The 1660 is a decent deal, absolutely, but sadly the clear exception to the rule in terms of Turing and value. The 1650 is downright terrible value, and the higher tiers provide no real-world value gains for normal users. You're right that we gain new tech, but that tech works in, what, five games now, 6 months after the launch of the "people's RTX" 2060? I doubt RTX will provide any actual value for users before the majority of these cards are obsolete, sadly - which means buyers are giving up on a generational perf/$ gain for a feature with very, very limited use. And in two years or so when we have far more games with RTRT, will an RTX 2060 be powerful enough to run these at 1080p60 without very significant compromises? That sounds unlikely to me - but of course, predicting the future is impossible, and I might be entirely wrong.

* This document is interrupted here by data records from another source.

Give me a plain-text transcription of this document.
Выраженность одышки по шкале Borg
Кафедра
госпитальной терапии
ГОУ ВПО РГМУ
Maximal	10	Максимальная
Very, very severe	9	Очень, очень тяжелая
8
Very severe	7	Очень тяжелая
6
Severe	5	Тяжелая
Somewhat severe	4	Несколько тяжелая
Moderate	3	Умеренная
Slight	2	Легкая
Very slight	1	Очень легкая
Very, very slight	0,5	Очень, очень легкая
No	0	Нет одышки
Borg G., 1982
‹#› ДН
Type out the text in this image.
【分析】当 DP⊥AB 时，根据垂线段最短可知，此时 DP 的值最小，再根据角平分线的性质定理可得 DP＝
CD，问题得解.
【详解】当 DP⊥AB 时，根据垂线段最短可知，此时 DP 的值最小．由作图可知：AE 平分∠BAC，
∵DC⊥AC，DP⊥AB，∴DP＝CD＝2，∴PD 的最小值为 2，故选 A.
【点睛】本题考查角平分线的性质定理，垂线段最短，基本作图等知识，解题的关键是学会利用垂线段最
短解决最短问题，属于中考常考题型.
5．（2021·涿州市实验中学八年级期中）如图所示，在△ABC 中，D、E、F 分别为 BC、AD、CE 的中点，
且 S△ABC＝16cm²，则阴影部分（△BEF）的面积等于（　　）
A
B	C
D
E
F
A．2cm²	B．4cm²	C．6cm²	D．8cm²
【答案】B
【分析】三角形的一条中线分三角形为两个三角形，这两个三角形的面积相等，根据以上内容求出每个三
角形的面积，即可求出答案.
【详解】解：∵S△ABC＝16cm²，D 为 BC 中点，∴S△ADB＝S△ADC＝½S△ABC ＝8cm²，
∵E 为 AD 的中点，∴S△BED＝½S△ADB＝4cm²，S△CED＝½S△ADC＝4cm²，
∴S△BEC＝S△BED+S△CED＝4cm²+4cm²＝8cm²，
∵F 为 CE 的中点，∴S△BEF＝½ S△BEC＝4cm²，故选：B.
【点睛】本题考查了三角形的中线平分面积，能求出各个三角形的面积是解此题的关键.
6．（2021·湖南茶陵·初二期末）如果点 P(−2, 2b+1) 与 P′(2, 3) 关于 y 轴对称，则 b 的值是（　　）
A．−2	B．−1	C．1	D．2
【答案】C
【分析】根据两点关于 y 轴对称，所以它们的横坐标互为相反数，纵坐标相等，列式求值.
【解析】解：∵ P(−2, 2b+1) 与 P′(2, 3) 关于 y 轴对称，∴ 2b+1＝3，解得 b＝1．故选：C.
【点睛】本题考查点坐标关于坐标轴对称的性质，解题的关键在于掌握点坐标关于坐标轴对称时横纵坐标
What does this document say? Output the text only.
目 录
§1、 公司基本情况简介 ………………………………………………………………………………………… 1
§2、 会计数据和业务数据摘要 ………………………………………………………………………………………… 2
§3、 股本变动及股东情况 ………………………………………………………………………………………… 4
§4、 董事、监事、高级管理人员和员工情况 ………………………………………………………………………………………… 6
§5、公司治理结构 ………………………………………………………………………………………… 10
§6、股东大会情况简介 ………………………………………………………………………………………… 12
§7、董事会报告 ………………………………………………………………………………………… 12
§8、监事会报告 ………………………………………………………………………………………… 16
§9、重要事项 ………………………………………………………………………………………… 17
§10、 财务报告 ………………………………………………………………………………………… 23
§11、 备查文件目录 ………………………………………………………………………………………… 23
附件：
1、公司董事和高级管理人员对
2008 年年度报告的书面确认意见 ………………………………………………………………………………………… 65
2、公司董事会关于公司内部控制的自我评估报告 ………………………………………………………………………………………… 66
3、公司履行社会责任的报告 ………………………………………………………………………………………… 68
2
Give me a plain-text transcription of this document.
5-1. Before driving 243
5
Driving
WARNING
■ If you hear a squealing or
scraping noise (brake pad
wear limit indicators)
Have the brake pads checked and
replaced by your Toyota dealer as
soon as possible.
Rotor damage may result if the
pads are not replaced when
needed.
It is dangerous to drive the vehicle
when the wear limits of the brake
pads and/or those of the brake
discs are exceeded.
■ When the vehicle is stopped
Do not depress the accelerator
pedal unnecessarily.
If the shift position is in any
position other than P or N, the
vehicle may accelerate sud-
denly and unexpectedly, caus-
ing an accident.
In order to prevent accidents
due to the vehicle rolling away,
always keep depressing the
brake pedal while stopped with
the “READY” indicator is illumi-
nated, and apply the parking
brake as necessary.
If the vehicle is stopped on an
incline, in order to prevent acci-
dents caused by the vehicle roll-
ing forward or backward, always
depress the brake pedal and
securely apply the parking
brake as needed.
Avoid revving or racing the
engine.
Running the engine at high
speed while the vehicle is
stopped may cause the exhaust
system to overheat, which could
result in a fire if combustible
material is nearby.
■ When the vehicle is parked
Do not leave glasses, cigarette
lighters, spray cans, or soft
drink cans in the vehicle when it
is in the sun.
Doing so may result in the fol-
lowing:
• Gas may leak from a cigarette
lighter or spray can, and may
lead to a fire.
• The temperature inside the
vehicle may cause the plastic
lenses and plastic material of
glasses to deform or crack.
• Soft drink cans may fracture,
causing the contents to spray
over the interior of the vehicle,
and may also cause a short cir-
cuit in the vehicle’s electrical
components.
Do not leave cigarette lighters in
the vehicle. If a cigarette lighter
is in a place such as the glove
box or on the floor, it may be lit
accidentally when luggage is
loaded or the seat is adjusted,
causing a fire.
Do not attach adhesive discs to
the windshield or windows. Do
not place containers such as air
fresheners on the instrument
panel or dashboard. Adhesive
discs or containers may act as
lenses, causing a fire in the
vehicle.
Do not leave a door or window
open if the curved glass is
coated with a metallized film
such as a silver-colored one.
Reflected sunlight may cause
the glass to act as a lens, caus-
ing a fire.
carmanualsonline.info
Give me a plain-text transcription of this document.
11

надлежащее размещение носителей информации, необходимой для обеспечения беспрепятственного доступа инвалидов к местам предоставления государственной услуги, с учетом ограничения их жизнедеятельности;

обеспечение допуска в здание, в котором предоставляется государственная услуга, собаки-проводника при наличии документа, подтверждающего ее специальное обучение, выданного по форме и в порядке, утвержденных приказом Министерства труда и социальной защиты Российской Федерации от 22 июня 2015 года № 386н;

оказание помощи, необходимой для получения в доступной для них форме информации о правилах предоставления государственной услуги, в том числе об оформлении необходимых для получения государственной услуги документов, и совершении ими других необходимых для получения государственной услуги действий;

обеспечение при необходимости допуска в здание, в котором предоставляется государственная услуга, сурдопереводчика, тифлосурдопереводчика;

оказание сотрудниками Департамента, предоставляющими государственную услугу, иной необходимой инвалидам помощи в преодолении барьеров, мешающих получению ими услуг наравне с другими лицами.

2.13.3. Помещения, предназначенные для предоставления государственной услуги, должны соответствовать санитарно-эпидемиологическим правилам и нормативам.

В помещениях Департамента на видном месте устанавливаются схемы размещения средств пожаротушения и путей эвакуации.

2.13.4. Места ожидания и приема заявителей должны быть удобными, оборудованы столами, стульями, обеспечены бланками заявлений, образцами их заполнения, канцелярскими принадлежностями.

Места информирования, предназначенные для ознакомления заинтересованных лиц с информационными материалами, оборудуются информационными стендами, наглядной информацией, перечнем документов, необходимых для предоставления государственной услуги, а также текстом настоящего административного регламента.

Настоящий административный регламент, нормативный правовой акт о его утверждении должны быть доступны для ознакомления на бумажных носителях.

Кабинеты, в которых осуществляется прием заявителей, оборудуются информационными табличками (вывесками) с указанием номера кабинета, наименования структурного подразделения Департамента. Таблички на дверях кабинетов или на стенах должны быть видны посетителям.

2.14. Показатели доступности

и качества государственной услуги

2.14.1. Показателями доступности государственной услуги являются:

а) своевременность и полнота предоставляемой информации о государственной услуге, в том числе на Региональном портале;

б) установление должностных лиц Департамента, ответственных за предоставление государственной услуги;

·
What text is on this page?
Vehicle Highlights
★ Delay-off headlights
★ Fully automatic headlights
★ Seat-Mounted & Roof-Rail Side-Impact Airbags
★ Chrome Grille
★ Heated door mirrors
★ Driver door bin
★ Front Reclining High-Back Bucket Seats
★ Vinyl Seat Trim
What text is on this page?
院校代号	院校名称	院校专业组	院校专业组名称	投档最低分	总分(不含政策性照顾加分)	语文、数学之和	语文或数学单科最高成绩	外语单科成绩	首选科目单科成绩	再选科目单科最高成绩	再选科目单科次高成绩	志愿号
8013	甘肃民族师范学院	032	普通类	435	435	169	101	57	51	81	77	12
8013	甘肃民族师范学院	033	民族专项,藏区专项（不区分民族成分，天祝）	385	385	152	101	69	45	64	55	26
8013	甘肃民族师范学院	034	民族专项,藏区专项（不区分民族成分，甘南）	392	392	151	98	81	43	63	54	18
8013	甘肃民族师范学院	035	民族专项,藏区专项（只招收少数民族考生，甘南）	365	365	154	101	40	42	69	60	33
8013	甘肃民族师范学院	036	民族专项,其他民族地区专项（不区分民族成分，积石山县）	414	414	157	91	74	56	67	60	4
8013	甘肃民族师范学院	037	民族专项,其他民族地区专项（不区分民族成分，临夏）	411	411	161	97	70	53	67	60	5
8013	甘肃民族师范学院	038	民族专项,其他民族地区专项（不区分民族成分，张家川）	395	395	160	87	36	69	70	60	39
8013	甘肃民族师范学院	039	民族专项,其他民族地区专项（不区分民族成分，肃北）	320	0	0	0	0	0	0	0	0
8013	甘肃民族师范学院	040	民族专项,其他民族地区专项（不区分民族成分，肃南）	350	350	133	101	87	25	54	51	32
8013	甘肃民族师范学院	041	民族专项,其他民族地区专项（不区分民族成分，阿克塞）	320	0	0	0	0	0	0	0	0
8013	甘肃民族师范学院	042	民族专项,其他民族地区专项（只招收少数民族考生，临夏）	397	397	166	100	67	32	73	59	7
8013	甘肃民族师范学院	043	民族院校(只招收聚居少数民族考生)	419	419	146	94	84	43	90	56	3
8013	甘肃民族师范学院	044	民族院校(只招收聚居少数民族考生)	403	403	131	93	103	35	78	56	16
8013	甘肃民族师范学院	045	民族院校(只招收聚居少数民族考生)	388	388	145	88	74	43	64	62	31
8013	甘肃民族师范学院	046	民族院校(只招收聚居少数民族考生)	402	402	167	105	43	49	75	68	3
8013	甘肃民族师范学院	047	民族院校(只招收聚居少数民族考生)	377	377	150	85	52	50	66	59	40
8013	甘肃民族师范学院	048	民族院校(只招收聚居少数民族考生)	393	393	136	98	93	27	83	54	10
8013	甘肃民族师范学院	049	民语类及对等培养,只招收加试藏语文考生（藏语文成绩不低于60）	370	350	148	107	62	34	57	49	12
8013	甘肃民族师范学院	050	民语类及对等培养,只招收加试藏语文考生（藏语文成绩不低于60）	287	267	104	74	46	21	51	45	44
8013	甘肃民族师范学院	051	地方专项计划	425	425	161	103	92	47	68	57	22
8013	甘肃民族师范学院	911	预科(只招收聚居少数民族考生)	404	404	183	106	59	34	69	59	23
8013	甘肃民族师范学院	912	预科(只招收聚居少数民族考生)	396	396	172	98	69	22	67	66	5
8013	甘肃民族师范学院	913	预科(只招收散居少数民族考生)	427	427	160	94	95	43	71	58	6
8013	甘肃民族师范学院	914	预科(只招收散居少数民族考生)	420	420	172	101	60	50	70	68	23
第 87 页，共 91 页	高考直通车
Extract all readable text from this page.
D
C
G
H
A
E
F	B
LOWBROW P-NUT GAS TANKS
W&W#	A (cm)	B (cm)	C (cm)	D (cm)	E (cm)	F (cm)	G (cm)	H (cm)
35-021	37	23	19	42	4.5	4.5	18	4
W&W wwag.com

It just seems like a poor bet from an end user stand point, and a poor showing from Nvidia in the way that they're essentially saying "No, you're not getting a faster GPU this time around, but you're getting a feature that you might - if you're lucky - get some IQ gains from in games in the future." It's also rather odd, given that GPUs tend to be upgraded on a 2-3 year cycle, meaning that 1st-gen products like these inevitably get superseded by newer solutions long before the tech actually becomes relevant or useful.
Now, don't get me wrong, I'm all for more realistic lighting, reflections and spatial audio (realism can foster immersion, after all), but I'm not a fan of paying a(n effective) premium for the promise that this might become a reality at some point in the future.